おぼん・こぼん 借金も離婚も病気もネタにする、芸人のプライド

【番記者裏話】スクープや芸能界の最新情報を求めて現場を駆け回る芸能記者が、取材を通じて感じた思いをつづります。とっておきの裏話を明かすことも…。「水曜日のダウンタウン」での仲直りが話題になったベテランコンビ、おぼん・こぼん。著書を読むと、テレビには映らなかった、2人の心のひだに隠された心情が垣間見えました。

番記者裏話

竹村章

不仲コンビの奇跡の仲直りが話題となった、お笑いコンビ、おぼん・こぼん。おぼん(73)こぼん(73)による共著「東京漫才」(飛鳥新社)がこのほど出版され、都内で行われた2人の記者会見を取材した。

コンビ結成からの、2人の漫才人生を洗いざらいつづった、初の自伝的回顧録だ。おぼんは「本は書きたいなと思っていたところ、仲良くなったことで声をかけてもらった。うれしかったね」と話す。

もちろん、出版のきっかけとなったのはテレビ番組だ。2人の不仲や仲直り企画を19年からずっと追い掛けてきたTBS系「水曜日のダウンタウン」(水曜午後10時)の功績は大きい。
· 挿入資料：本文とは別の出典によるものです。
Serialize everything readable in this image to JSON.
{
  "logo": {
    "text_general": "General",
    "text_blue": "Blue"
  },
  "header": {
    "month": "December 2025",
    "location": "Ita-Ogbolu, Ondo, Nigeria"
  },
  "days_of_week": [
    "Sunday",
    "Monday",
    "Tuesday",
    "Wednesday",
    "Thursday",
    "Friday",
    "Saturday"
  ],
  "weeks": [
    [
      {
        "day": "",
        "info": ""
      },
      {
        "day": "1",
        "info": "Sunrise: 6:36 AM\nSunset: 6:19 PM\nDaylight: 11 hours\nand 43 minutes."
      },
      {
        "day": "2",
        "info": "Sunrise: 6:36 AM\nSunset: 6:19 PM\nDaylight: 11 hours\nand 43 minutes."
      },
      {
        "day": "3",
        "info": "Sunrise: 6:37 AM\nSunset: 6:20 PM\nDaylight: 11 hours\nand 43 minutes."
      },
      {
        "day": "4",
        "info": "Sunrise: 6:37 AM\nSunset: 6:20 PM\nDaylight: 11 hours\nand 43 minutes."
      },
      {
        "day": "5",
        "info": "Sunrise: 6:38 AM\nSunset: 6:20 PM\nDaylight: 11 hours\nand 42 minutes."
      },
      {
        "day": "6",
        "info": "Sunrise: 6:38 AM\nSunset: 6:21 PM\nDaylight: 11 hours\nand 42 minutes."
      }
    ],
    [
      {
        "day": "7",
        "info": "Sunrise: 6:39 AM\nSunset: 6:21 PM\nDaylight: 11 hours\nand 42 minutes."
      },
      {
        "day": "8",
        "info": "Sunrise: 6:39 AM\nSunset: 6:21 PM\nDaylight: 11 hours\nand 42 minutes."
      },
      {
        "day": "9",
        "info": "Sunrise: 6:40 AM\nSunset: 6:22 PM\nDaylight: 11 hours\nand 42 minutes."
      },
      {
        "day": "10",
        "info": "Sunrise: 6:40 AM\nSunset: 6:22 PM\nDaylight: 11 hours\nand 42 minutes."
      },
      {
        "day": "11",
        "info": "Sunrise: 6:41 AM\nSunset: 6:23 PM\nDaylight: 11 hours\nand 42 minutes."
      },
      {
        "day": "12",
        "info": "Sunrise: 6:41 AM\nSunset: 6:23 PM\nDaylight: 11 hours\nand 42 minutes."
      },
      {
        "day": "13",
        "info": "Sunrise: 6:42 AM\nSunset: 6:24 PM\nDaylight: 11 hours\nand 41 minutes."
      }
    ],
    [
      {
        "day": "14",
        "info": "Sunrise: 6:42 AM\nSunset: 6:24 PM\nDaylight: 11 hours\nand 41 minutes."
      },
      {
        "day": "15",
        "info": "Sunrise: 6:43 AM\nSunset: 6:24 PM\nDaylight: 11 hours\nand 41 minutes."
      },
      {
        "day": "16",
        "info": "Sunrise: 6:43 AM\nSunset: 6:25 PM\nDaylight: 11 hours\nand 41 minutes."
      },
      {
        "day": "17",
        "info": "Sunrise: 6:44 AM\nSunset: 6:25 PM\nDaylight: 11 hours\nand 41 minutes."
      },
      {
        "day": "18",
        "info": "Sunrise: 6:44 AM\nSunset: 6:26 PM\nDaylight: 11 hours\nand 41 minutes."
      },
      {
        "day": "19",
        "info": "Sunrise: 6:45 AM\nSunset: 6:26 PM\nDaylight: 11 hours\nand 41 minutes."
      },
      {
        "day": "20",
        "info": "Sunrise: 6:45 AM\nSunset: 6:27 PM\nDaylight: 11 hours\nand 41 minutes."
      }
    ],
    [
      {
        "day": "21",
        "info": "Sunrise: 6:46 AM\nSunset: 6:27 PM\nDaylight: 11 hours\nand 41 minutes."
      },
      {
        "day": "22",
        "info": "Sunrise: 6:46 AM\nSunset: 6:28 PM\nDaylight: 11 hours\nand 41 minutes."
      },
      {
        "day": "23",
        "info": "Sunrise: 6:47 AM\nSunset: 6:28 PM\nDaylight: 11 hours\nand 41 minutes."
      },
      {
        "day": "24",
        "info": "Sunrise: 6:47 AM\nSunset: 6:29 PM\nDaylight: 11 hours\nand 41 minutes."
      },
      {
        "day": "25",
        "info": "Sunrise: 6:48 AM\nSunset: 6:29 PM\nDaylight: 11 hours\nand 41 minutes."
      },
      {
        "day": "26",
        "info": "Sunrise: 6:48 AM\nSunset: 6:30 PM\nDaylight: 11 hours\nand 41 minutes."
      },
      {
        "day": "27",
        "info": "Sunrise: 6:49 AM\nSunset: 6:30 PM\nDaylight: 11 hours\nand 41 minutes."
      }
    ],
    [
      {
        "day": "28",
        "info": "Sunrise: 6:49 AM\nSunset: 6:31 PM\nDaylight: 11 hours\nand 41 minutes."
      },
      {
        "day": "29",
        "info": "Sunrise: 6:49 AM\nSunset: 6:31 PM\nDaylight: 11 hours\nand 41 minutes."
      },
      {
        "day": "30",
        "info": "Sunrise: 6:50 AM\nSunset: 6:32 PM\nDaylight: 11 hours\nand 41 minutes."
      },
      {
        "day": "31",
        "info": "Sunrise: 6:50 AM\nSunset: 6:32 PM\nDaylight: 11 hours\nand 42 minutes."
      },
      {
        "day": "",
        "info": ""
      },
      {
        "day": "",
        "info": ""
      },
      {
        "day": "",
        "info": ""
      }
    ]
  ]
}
昨年10月の放送では、2人の和解が放送され、ネットニュースでも大きく報じられ、そのことで2人の漫才コンビを知った若い世代も多いと思う。

それでも、テレビには映らなかった、2人の心のひだに隠された心情が、今回の著書には書かれている。何か、特別な、2人の57年間の芸人人生を一気にひっくり返す衝撃さはないが、読み込むと、あー、よく分かるな、という内容がつづられている。

ずっと、この本を著書と書いてきたが、会見でのこぼんは「何日間もインタビューしてもらって書いてもらった」と暴露してしまい、報道陣の笑いを誘った。おそらく、文面から察するに、インタビュアーによる聞き書きなのだろうが、2人が本心を語っていることに違いはない。

著書には、2人が結成当時からケンカをしていたことや、不仲となったきっかけなどがつづられている。若かったビートたけしや、とんねるずといった東京芸人のエピソードのほか、演芸場や、キャバレー、そして、レストラン・シアター「赤坂コルドンブルー」などのエピソードも満載。会見で、おぼんは「ジョン・レノンを笑わせた、最初の日本の芸人だ」と胸を張った。コルドンブルーにオノ・ヨーコ&ジョン・レノン夫妻が来店しており、ヨーコの通訳を聞いて、ジョンがワンテンポ遅れて笑うというシーンの話を聞くと、2人の芸人としての歴史を感じざるを得ない。

チューのマネをするおぼん(右)こぼんの2人(2022年3月撮影)

チューのマネをするおぼん(右)こぼんの2人(2022年3月撮影)

さらに、本著では、おぼんがバブル時代に、新設のゴルフ場の会員権詐欺に遭い、6000万円の借金を背負ったことや、「趣味は結婚、特技は離婚」として、3度結婚したこと、2度目の妻との間に生まれた子どもたちに、養育費を支払っていたことも記している。おぼんは「ゴルフ場のローンと養育費で、月に200万円は支払っていたかな。それが終わったのは6年前。だから、コンビも解散してもいいかなと思ったんです」。

こぼんも、肺がんや前立腺がんを患っていたことを告白しているほか、3年前には、国の指定難病、全身性アミロイドーシスを患い、余命10年の宣告を受けていたことも記している。発症率が100万人に1人の病気だが、こぼんは「自覚症状は全くなく、元気です。70歳の時に余命10年といわれましたが、80歳まで生きられたら、結構な長生きですよね」と笑わせる。笑ってもらう芸人だけに、病気のことを公にしてこなかったことなども、芸人のプライドを感じさせる。

会見は30分ほどだったが、終始、報道陣は爆笑の連続だった。これでもか、これでもかというほど、ツッコミ、そしてボケる。お笑い界では、第7世代なるキーワードが広がっている。おぼん・こぼんの世代は確認はしていないが、笑いの腕は超一流だ。